Post-intervention recovery

After liver transplant surgery, the recipient patient should notice an almost instantaneous improvement compared to the symptoms previously caused by the diseased liver. Patients can often return to normal activities in a matter of months, but full recovery can take much longer. A transplant patient will need to take immunosuppressive medications for the rest of his life to prevent the body from rejecting the donor liver.

Risks related to liver transplantation

There may be risks after liver transplant surgery, although the prognosis is good in most cases. About eight out of ten liver transplant patients live at least another five years, and many even live for more than 20 years.

The main problems related to liver transplant surgery are:

  • The donated liver is rejected by the body.
  • The donated liver does not work at first, resulting in a new transplant that will be performed immediately.
  • An increased risk of infection.
  • Blood flow problems to and from the liver.
  • An increased risk of skin cancer.


Who can be a living liver donor?

Any person, over 18 years of age and under 55 years of age, in full use of mental faculties who, after being adequately informed of the benefits and risks of the donation process, has the firm will to be considered a liver donor and who, from a medical point of view, he is totally healthy, in accordance with very strict criteria established in living donation protocols.

The donor and recipient must be compatible in terms of blood type.

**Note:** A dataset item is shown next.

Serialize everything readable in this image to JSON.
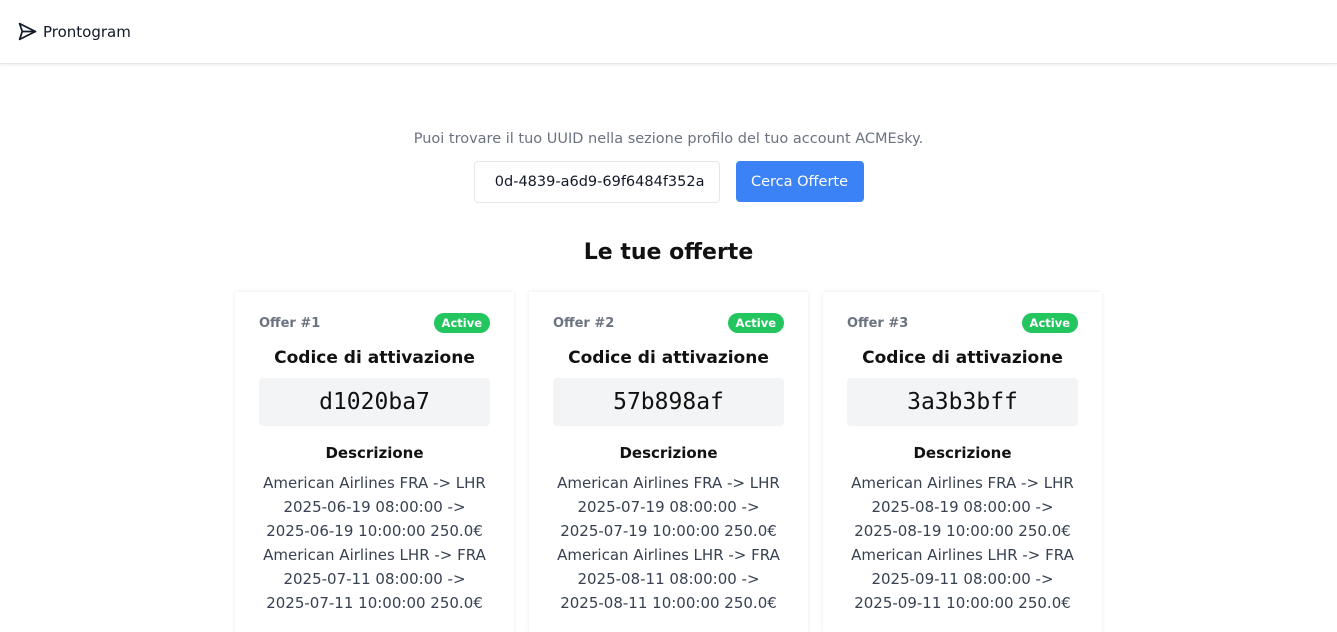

Most donors are relatives (parents, siblings, spouses, other relatives), although they can also be people with emotional ties to the recipient (friends, co-workers). The decision to donate must be free from coercion and pressure from the environment. The donated organ is a free gift. The law does not allow the sale of an organ for transplantation.

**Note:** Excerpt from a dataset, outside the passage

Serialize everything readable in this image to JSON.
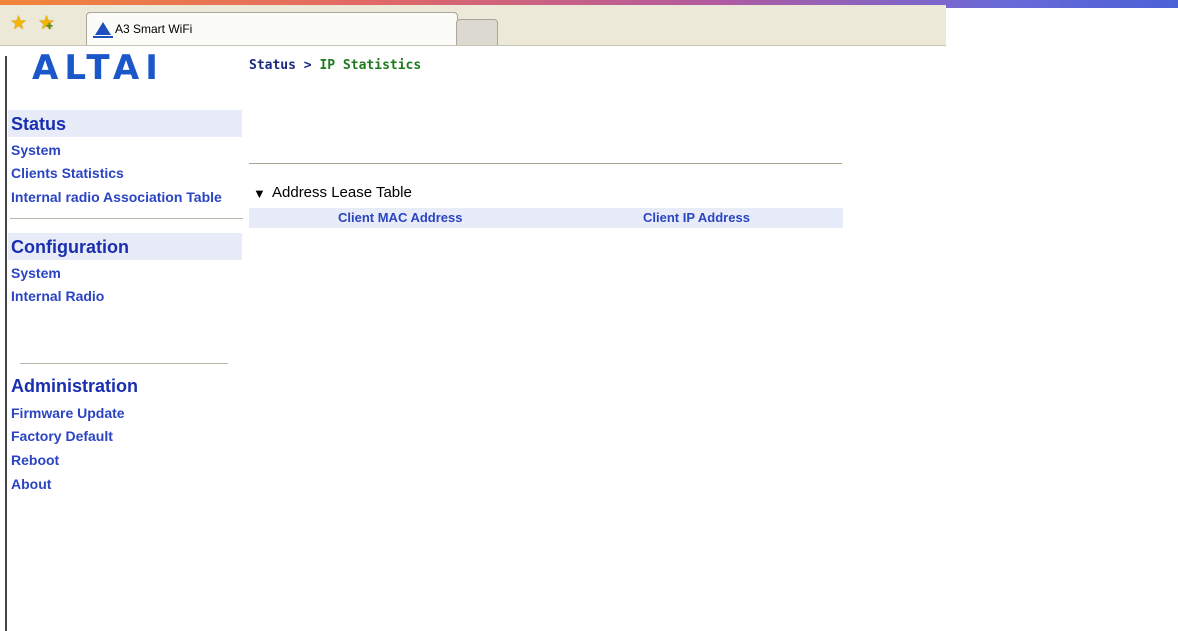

Are elderly people dismissed as cadaveric donors?

The age of the donor, in itself, is not a contraindication for transplantation. Apart from age, in a potential organ donor, the general condition of the donor, how their organs function and the appearance of each organ during the extraction should also be evaluated.

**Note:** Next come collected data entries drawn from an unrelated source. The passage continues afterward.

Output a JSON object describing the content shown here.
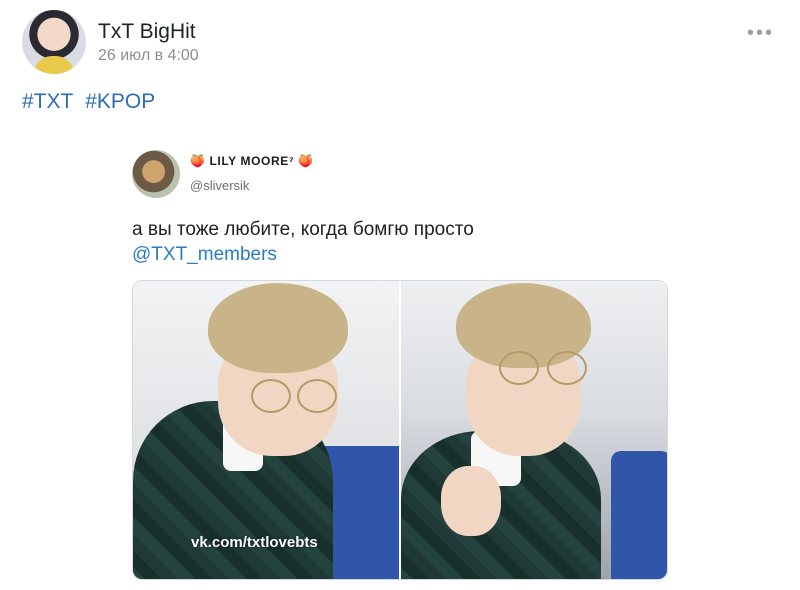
{
  "post": {
    "author": "TxT BigHit",
    "date": "26 июл в 4:00",
    "more_icon": "more-horizontal-icon",
    "hashtags": [
      "#TXT",
      "#KPOP"
    ]
  },
  "tweet": {
    "display_name": "🍑 LILY MOORE⁷ 🍑",
    "handle": "@sliversik",
    "text": "а вы тоже любите, когда бомгю просто",
    "mention": "@TXT_members",
    "watermark": "vk.com/txtlovebts"
  },
  "colors": {
    "link": "#2e6db3",
    "mention": "#2b7bc4",
    "muted": "#8a8f96"
  }
}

How is the compatibility between donor and recipient determined?

The compatibility between donor and recipient is determined according to blood group and body weight.

Blood type. There must be ABO blood group identity between the transplant patient and the liver donor. Thus, for example, group A patients can only receive organs from donors of the same group A. In living donor transplants, the blood group can be identical or only compatible. In this case, for example, a group A patient may receive a liver transplant from a donor of blood group A or O.

Body weight. In order for the volume of the transplanted liver to be neither too large (there could be problems fitting in the transplant recipient’s abdomen) nor too small (it could be insufficient for the life of the patient), there needs to be a certain similarity of body weight between the patient and his donor. This factor is especially important when the donor is a living donor from which only one lobe of the liver can be obtained.

Can I get pregnant after a liver transplant?

Women of childbearing age may not menstruate for a time after transplantation, although it does not mean that they cannot become pregnant, as they continue to ovulate. During the first year after transplantation, it is very important that the patient does not become pregnant. Starting from the first year, the possibility of pregnancy should be evaluated individually by your hepatologist and gynecologist.